As an example, the latest generation of Intel desktop processors, codenamed Alder Lake (see Will Intel’s New Architectural Advances Define the Next Decade of Computing?), support both DDR4 and DDR5. The first members of this new family were released on 4 November 2021, which is just five days ago as I pen these words. Meanwhile, Rambus is offering DDR5 interface devices for use by the vendors who create memory sticks, and memory stick vendors like Crucial by Micron are offering DDR5 solutions for use with Alder Lake-based systems (it’s like the circle of life).

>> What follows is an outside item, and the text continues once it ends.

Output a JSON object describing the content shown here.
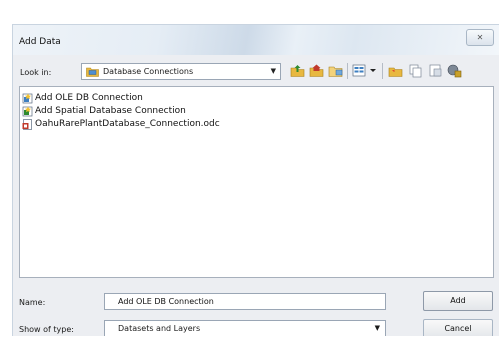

Another technology that will be making its debut in platforms next year — and that will really start to take off in the market a year or two after that — is an industry-supported cache-coherent interconnect for processors, memory expansion, and hardware accelerators called compute express link (CXL). Based on the Peripheral Component Interconnect Express (PCIe) standard, CXL will allow systems to access even higher capacity and bandwidth memory subsystems.

Once we start thinking about moving memory outside of DIMM sockets, the next step is to think about moving it outside the server cabinets in data centers. This is part of the current trend toward disaggregation, in which data centers have cabinets containing only processors, other cabinets containing only memory, and yet more cabinets containing only storage. We can think of this as having pools of resources. The idea here is that when jobs come in, they simply grab as much of each resource as they require. When a job’s done, it releases these resources back into their respective pools from whence they can be provisioned to future jobs in different ratios.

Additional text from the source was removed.